Корова у них, Мишка слышал, уже старая, пора менять, вот тёлочку они и вырастят ей на замену. Зимой у них под лавкой на кухне жили куры и петух, который будил рано по утрам. Потом на неделю мать заносила игривых ягнят. Сейчас пришло время спасаться от мороза тёлочке. Следом поднялась Наташа, слезли с палатей младшие братья. Дети сгрудились у телёнка, робко дотрагивались до его шёрстки, уважительно смотрели на брата, который кормил телёнка. Мать в то утро дольше молилась перед иконой, мальчишки тоже старательно крестились и шептали молитву. Потом ели тюрю из кваса, измельчённого лука, кусочков варёной редьки и хлеба. Мать ради рождения тёлочки, дала ещё по яичку и вареной репке. Наташа, как всегда, села за прялку. И Мишку родители отпустили гулять. Братьям оставалось сидеть дома и смотреть, как Мишка скатывается с горки. Хотя что через мутные пузыри мало что увидишь. Им тоже хотелось на улицу, но старые валенки у них были одни на всех детей.
На улице
У Мишки есть свои санки, они такие же, как настоящие сани, только без оглоблей и намного меньше. Он достаёт их из дровяника и выкатывает на улицу. Снег блестит на солнце, слепит глаза. На густых ветках тёмной черёмухи расшалились воробьи. На крыше сидит лохматая ворона. На частоколе, огораживающий огород, скачет белобокая сорока. Утоптанная тропка, по которой жители пробирались на главную улицу, поднялась под ровным слоем снега. За четыре дома отсюда протекала речка Ветлуга. На её берегу жили Марфа и Митрофан, бабка и дед Мишки. Через речку был построен дощатый мост, соединявший оба конца деревни. Там, вдали сверкала луковка церкви, а чуть выше стоял просторный барский дом с флюгером, верандой, людской и другими хозяйственными пристройками. По обеим сторонам дороги раскинулись барские поля и луга. Ещё дальше стояло большое село Шаклеино, туда по субботам съезжались окрестные крестьяне, продавали свои изделия, масло, яйца, шерсть. Туда Иван иногда тоже возил на продажу плетёные из ивняка корзины и короба, складывал их друг в друга, так они занимали меньше места. Иван плёл и «морды» для ловли рыбы. Но он их не привозил, слишком они были громоздкими, он лишь говорил, что может изготовить, если будут заказчики.
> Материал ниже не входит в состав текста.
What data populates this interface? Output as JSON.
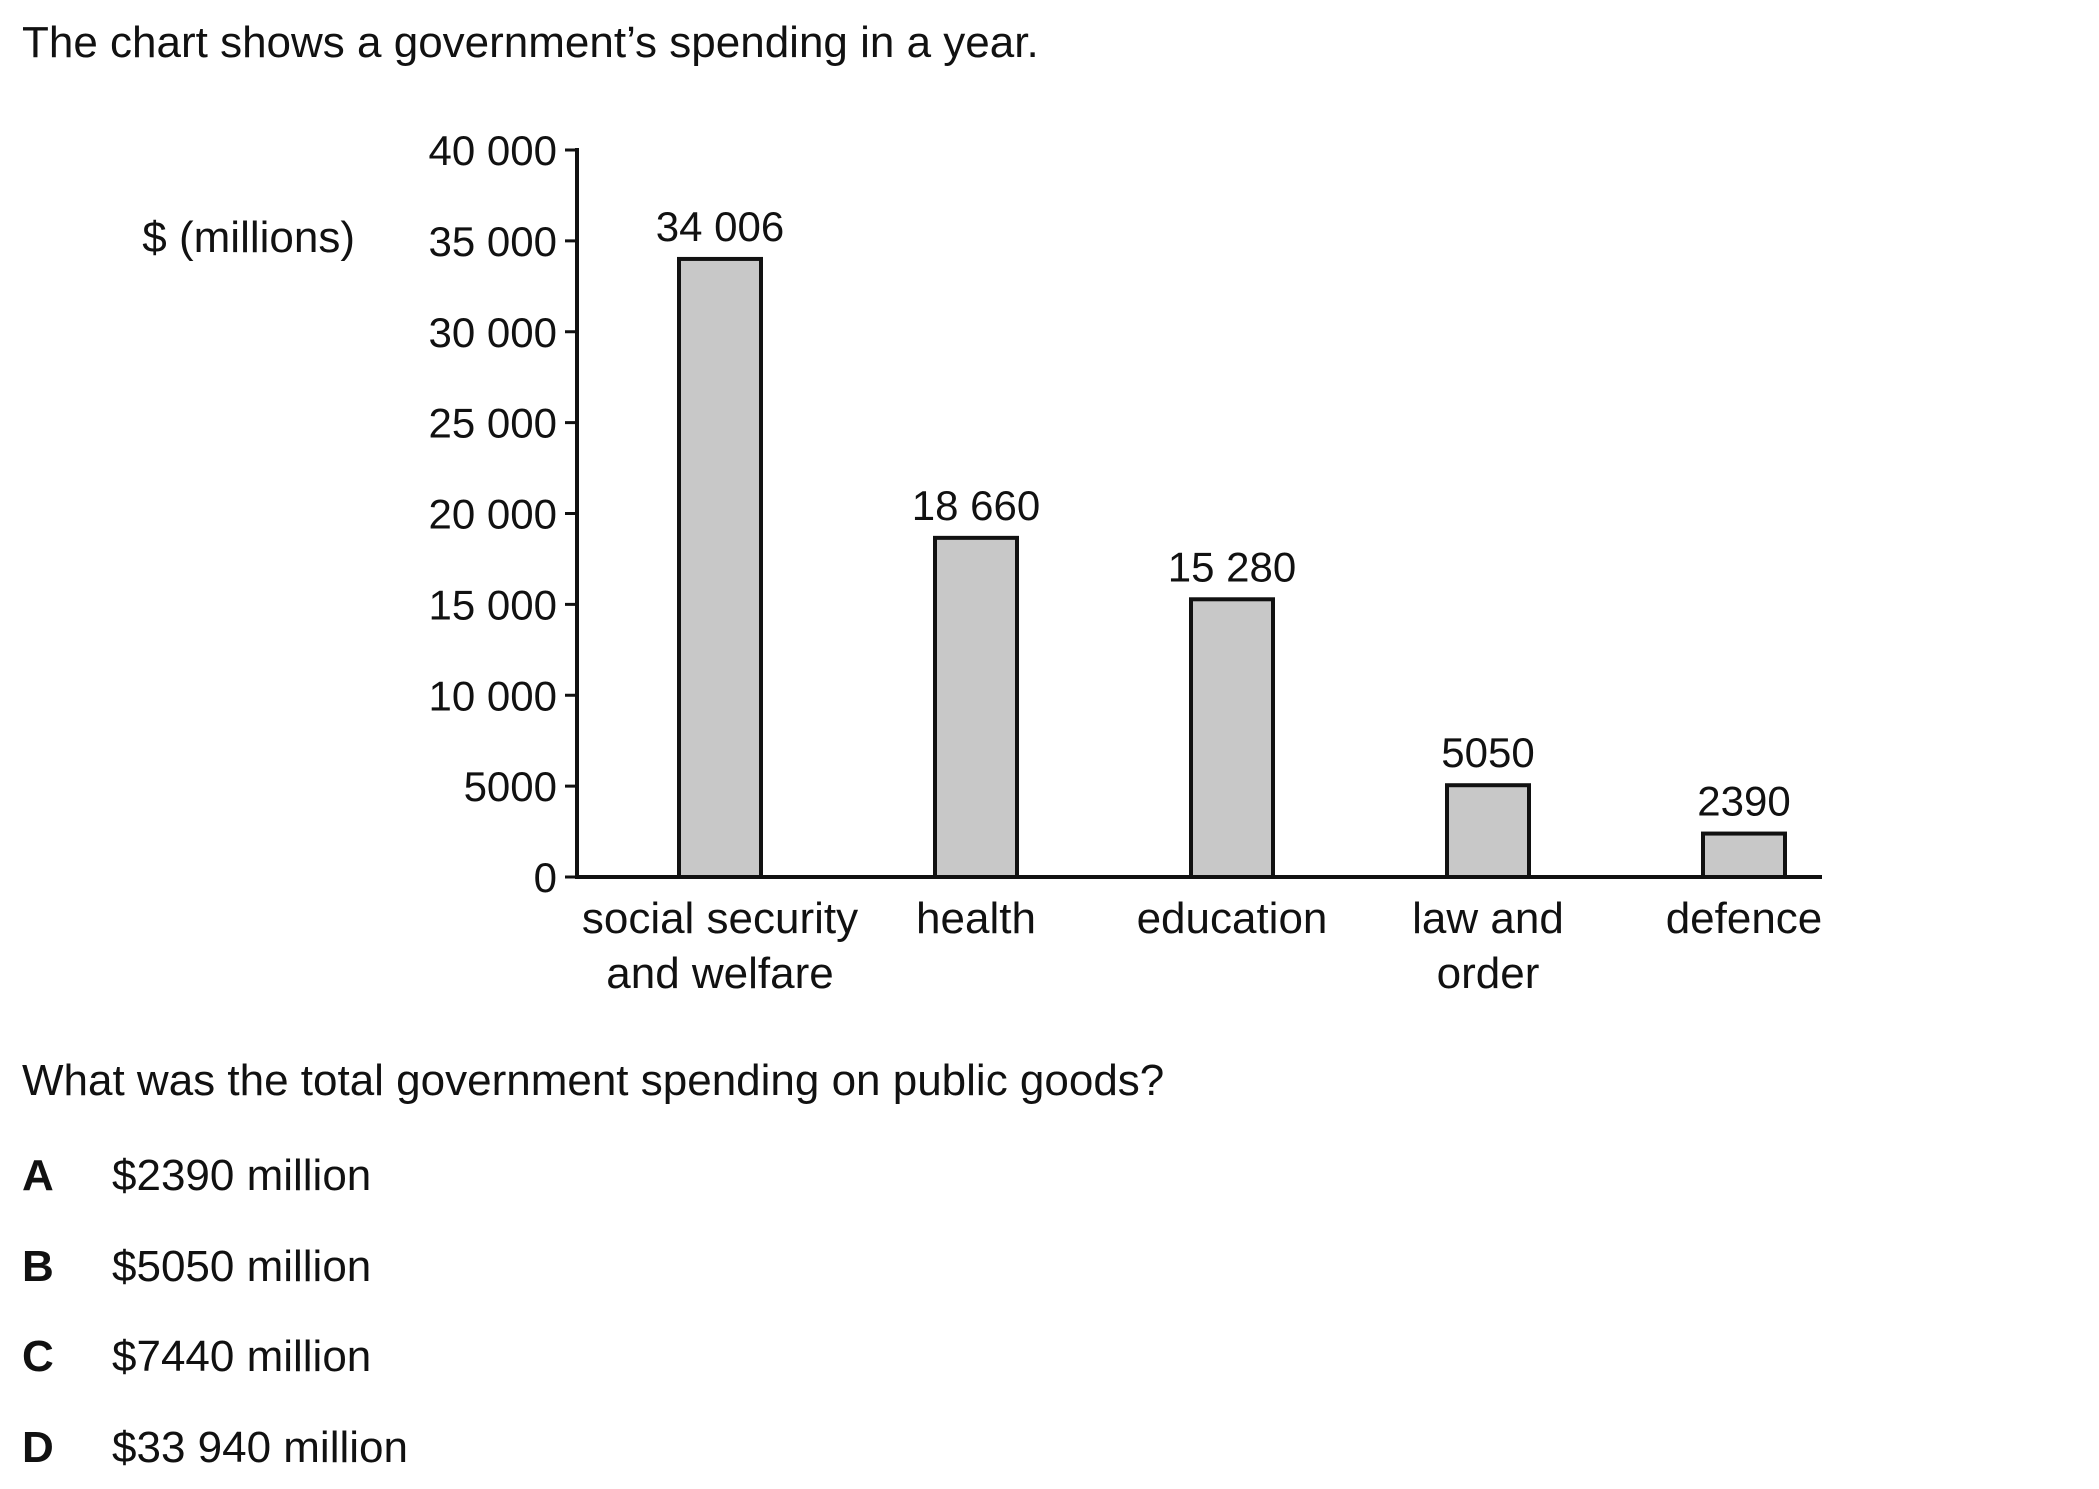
{
  "intro": "The chart shows a government’s spending in a year.",
  "question": "What was the total government spending on public goods?",
  "options": [
    {
      "letter": "A",
      "text": "$2390 million"
    },
    {
      "letter": "B",
      "text": "$5050 million"
    },
    {
      "letter": "C",
      "text": "$7440 million"
    },
    {
      "letter": "D",
      "text": "$33 940 million"
    }
  ],
  "chart_data": {
    "type": "bar",
    "ylabel": "$ (millions)",
    "xlabel": "",
    "title": "",
    "ylim": [
      0,
      40000
    ],
    "yticks": [
      0,
      5000,
      10000,
      15000,
      20000,
      25000,
      30000,
      35000,
      40000
    ],
    "ytick_labels": [
      "0",
      "5000",
      "10 000",
      "15 000",
      "20 000",
      "25 000",
      "30 000",
      "35 000",
      "40 000"
    ],
    "categories": [
      [
        "social security",
        "and welfare"
      ],
      [
        "health"
      ],
      [
        "education"
      ],
      [
        "law and",
        "order"
      ],
      [
        "defence"
      ]
    ],
    "values": [
      34006,
      18660,
      15280,
      5050,
      2390
    ],
    "value_labels": [
      "34 006",
      "18 660",
      "15 280",
      "5050",
      "2390"
    ],
    "bar_fill": "#c8c8c8",
    "bar_stroke": "#111111",
    "grid": false,
    "legend": "none"
  }
}
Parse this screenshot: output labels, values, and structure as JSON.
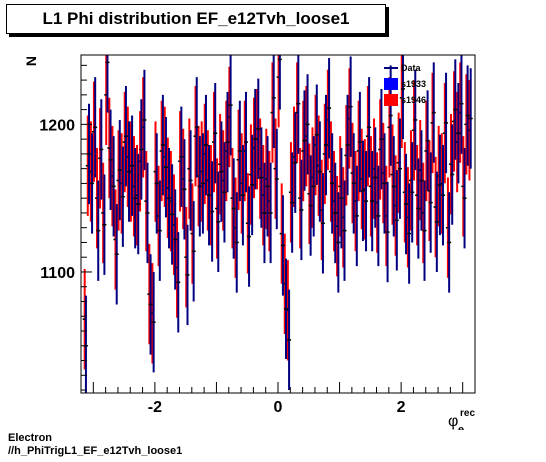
{
  "title": "L1 Phi distribution EF_e12Tvh_loose1",
  "footer": {
    "line1": "Electron",
    "line2": "//h_PhiTrigL1_EF_e12Tvh_loose1"
  },
  "chart_data": {
    "type": "scatter",
    "title": "L1 Phi distribution EF_e12Tvh_loose1",
    "ylabel": "N",
    "xlabel_main": "φ",
    "xlabel_sup": "rec",
    "xlabel_sub": "e",
    "xlim": [
      -3.2,
      3.2
    ],
    "ylim": [
      1018,
      1247
    ],
    "xticks": [
      -2,
      0,
      2
    ],
    "xtick_labels": [
      "-2",
      "0",
      "2"
    ],
    "yticks": [
      1100,
      1200
    ],
    "ytick_labels": [
      "1100",
      "1200"
    ],
    "legend_position": "top-right",
    "colors": {
      "Data": "#000080",
      "s1933": "#0000ff",
      "s1946": "#ff0000"
    },
    "legend": [
      {
        "label": "Data",
        "marker": "line",
        "color": "#000080"
      },
      {
        "label": "s1933",
        "marker": "box",
        "color": "#0000ff"
      },
      {
        "label": "s1946",
        "marker": "box",
        "color": "#ff0000"
      }
    ],
    "err": 34,
    "series": [
      {
        "name": "s1946",
        "color": "#ff0000",
        "x": [
          -3.14,
          -3.09,
          -3.04,
          -2.99,
          -2.94,
          -2.89,
          -2.84,
          -2.79,
          -2.74,
          -2.69,
          -2.64,
          -2.59,
          -2.54,
          -2.49,
          -2.44,
          -2.39,
          -2.34,
          -2.29,
          -2.24,
          -2.19,
          -2.14,
          -2.09,
          -2.04,
          -1.99,
          -1.94,
          -1.89,
          -1.84,
          -1.79,
          -1.74,
          -1.69,
          -1.64,
          -1.59,
          -1.54,
          -1.49,
          -1.44,
          -1.39,
          -1.34,
          -1.29,
          -1.24,
          -1.19,
          -1.14,
          -1.09,
          -1.04,
          -0.99,
          -0.94,
          -0.89,
          -0.84,
          -0.79,
          -0.74,
          -0.69,
          -0.64,
          -0.59,
          -0.54,
          -0.49,
          -0.44,
          -0.39,
          -0.34,
          -0.29,
          -0.24,
          -0.19,
          -0.14,
          -0.09,
          -0.04,
          0.01,
          0.06,
          0.11,
          0.16,
          0.21,
          0.26,
          0.31,
          0.36,
          0.41,
          0.46,
          0.51,
          0.56,
          0.61,
          0.66,
          0.71,
          0.76,
          0.81,
          0.86,
          0.91,
          0.96,
          1.01,
          1.06,
          1.11,
          1.16,
          1.21,
          1.26,
          1.31,
          1.36,
          1.41,
          1.46,
          1.51,
          1.56,
          1.61,
          1.66,
          1.71,
          1.76,
          1.81,
          1.86,
          1.91,
          1.96,
          2.01,
          2.06,
          2.11,
          2.16,
          2.21,
          2.26,
          2.31,
          2.36,
          2.41,
          2.46,
          2.51,
          2.56,
          2.61,
          2.66,
          2.71,
          2.76,
          2.81,
          2.86,
          2.91,
          2.96,
          3.01,
          3.06,
          3.11
        ],
        "values": [
          1068,
          1172,
          1168,
          1195,
          1150,
          1177,
          1140,
          1220,
          1184,
          1165,
          1122,
          1162,
          1160,
          1188,
          1178,
          1168,
          1158,
          1152,
          1175,
          1198,
          1148,
          1085,
          1072,
          1168,
          1138,
          1182,
          1178,
          1157,
          1148,
          1132,
          1103,
          1175,
          1163,
          1110,
          1170,
          1126,
          1192,
          1165,
          1168,
          1180,
          1162,
          1152,
          1188,
          1143,
          1173,
          1162,
          1182,
          1205,
          1150,
          1130,
          1176,
          1160,
          1182,
          1133,
          1166,
          1184,
          1190,
          1170,
          1152,
          1163,
          1148,
          1208,
          1170,
          1232,
          1126,
          1092,
          1074,
          1154,
          1178,
          1208,
          1150,
          1182,
          1192,
          1153,
          1164,
          1186,
          1172,
          1142,
          1180,
          1203,
          1168,
          1148,
          1131,
          1158,
          1137,
          1179,
          1204,
          1167,
          1148,
          1182,
          1163,
          1156,
          1192,
          1158,
          1170,
          1147,
          1183,
          1167,
          1138,
          1198,
          1166,
          1145,
          1174,
          1218,
          1154,
          1137,
          1162,
          1196,
          1152,
          1169,
          1140,
          1182,
          1155,
          1201,
          1144,
          1165,
          1160,
          1194,
          1130,
          1173,
          1202,
          1188,
          1208,
          1158,
          1200,
          1196
        ]
      },
      {
        "name": "Data",
        "color": "#000080",
        "x": [
          -3.12,
          -3.07,
          -3.02,
          -2.97,
          -2.92,
          -2.87,
          -2.82,
          -2.77,
          -2.72,
          -2.67,
          -2.62,
          -2.57,
          -2.52,
          -2.47,
          -2.42,
          -2.37,
          -2.32,
          -2.27,
          -2.22,
          -2.17,
          -2.12,
          -2.07,
          -2.02,
          -1.97,
          -1.92,
          -1.87,
          -1.82,
          -1.77,
          -1.72,
          -1.67,
          -1.62,
          -1.57,
          -1.52,
          -1.47,
          -1.42,
          -1.37,
          -1.32,
          -1.27,
          -1.22,
          -1.17,
          -1.12,
          -1.07,
          -1.02,
          -0.97,
          -0.92,
          -0.87,
          -0.82,
          -0.77,
          -0.72,
          -0.67,
          -0.62,
          -0.57,
          -0.52,
          -0.47,
          -0.42,
          -0.37,
          -0.32,
          -0.27,
          -0.22,
          -0.17,
          -0.12,
          -0.07,
          -0.02,
          0.03,
          0.08,
          0.13,
          0.18,
          0.23,
          0.28,
          0.33,
          0.38,
          0.43,
          0.48,
          0.53,
          0.58,
          0.63,
          0.68,
          0.73,
          0.78,
          0.83,
          0.88,
          0.93,
          0.98,
          1.03,
          1.08,
          1.13,
          1.18,
          1.23,
          1.28,
          1.33,
          1.38,
          1.43,
          1.48,
          1.53,
          1.58,
          1.63,
          1.68,
          1.73,
          1.78,
          1.83,
          1.88,
          1.93,
          1.98,
          2.03,
          2.08,
          2.13,
          2.18,
          2.23,
          2.28,
          2.33,
          2.38,
          2.43,
          2.48,
          2.53,
          2.58,
          2.63,
          2.68,
          2.73,
          2.78,
          2.83,
          2.88,
          2.93,
          2.98,
          3.03,
          3.08,
          3.13
        ],
        "values": [
          1050,
          1180,
          1160,
          1198,
          1128,
          1183,
          1132,
          1242,
          1176,
          1158,
          1112,
          1169,
          1151,
          1192,
          1168,
          1172,
          1150,
          1146,
          1183,
          1203,
          1140,
          1078,
          1066,
          1160,
          1128,
          1186,
          1171,
          1150,
          1139,
          1122,
          1093,
          1178,
          1156,
          1098,
          1162,
          1114,
          1198,
          1158,
          1160,
          1186,
          1152,
          1141,
          1194,
          1134,
          1168,
          1154,
          1188,
          1213,
          1143,
          1120,
          1182,
          1152,
          1188,
          1124,
          1159,
          1190,
          1197,
          1164,
          1140,
          1158,
          1140,
          1218,
          1163,
          1244,
          1118,
          1075,
          1054,
          1147,
          1174,
          1214,
          1142,
          1189,
          1200,
          1145,
          1158,
          1193,
          1168,
          1133,
          1186,
          1211,
          1160,
          1140,
          1120,
          1150,
          1128,
          1186,
          1212,
          1160,
          1138,
          1188,
          1155,
          1148,
          1198,
          1148,
          1164,
          1138,
          1190,
          1160,
          1127,
          1206,
          1158,
          1135,
          1170,
          1224,
          1146,
          1126,
          1154,
          1203,
          1143,
          1162,
          1128,
          1189,
          1147,
          1208,
          1134,
          1159,
          1152,
          1201,
          1120,
          1166,
          1210,
          1194,
          1214,
          1150,
          1206,
          1204
        ]
      }
    ]
  }
}
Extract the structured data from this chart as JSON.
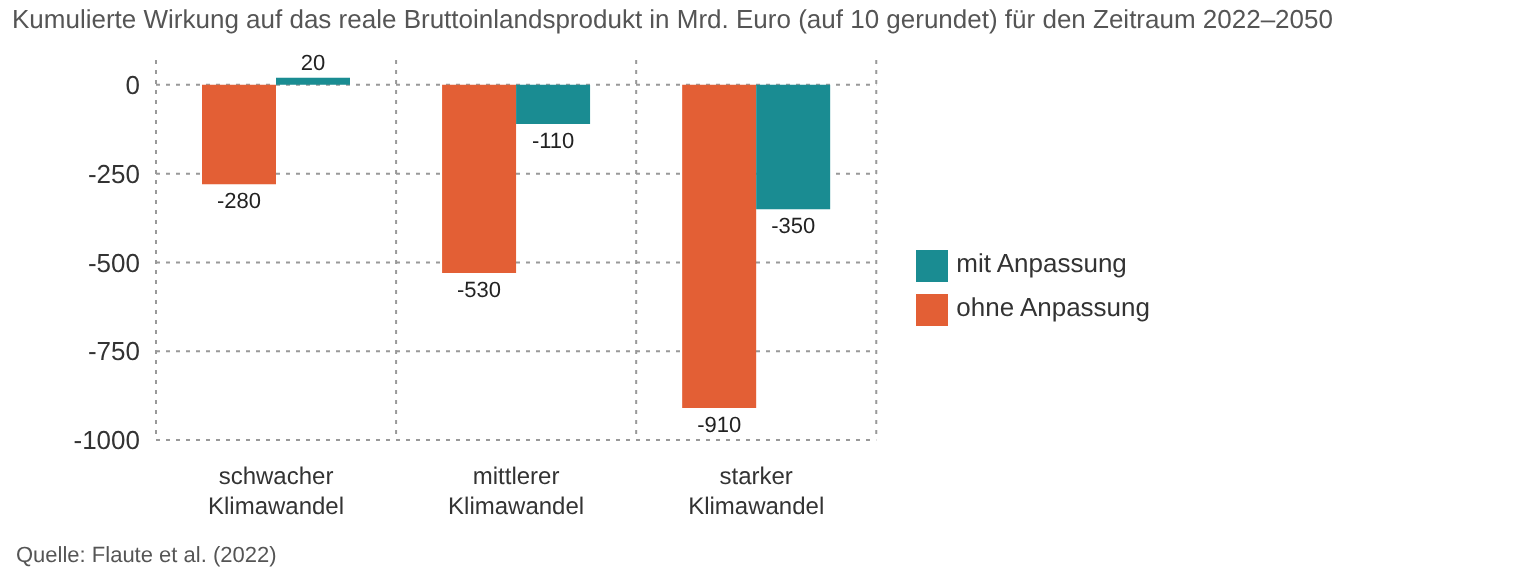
{
  "chart_data": {
    "type": "bar",
    "title": "Kumulierte Wirkung auf das reale Bruttoinlandsprodukt in Mrd. Euro (auf 10 gerundet) für den Zeitraum 2022–2050",
    "categories": [
      "schwacher Klimawandel",
      "mittlerer Klimawandel",
      "starker Klimawandel"
    ],
    "series": [
      {
        "name": "ohne Anpassung",
        "color": "#e35f35",
        "values": [
          -280,
          -530,
          -910
        ]
      },
      {
        "name": "mit Anpassung",
        "color": "#1a8c92",
        "values": [
          20,
          -110,
          -350
        ]
      }
    ],
    "ylim": [
      -1000,
      70
    ],
    "yticks": [
      0,
      -250,
      -500,
      -750,
      -1000
    ],
    "grid": true,
    "legend": "right",
    "data_labels": true,
    "annotations": [
      "Quelle: Flaute et al. (2022)"
    ]
  }
}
По эту сторону речки, по обеим сторонам дороги, тянулись крестьянские наделы и покосы. Дальше дорога уходила в дальнее большое село Лазанево, до которого было не меньше 20 вёрст. Оттуда иногда в деревню приходили странники и нищие.
Среди деревьев и кустов выделили место для пастьбы коров. Поскотину огородили, чтобы скотина могла бродить сама по себе, не отвлекая крестьян на пастьбу. Лошадей ребятишки угоняли в ночное, их пасли сами. Но чаще всего лошадей стреножили и отпускали бродить по деревне. Берега речки густо заросли ивняком, служившие Ивану сырьём для его изделий.
Навстречу Мишке выбежал его давний дружок Петька. Он тоже был в лаптях, в перетянутой бечевой шубейке, с такими же санками. Ещё издали Мишка громко прокричал дружку: «Поехали кататься с горки! Я вот до тех кустов докачусь, спорим».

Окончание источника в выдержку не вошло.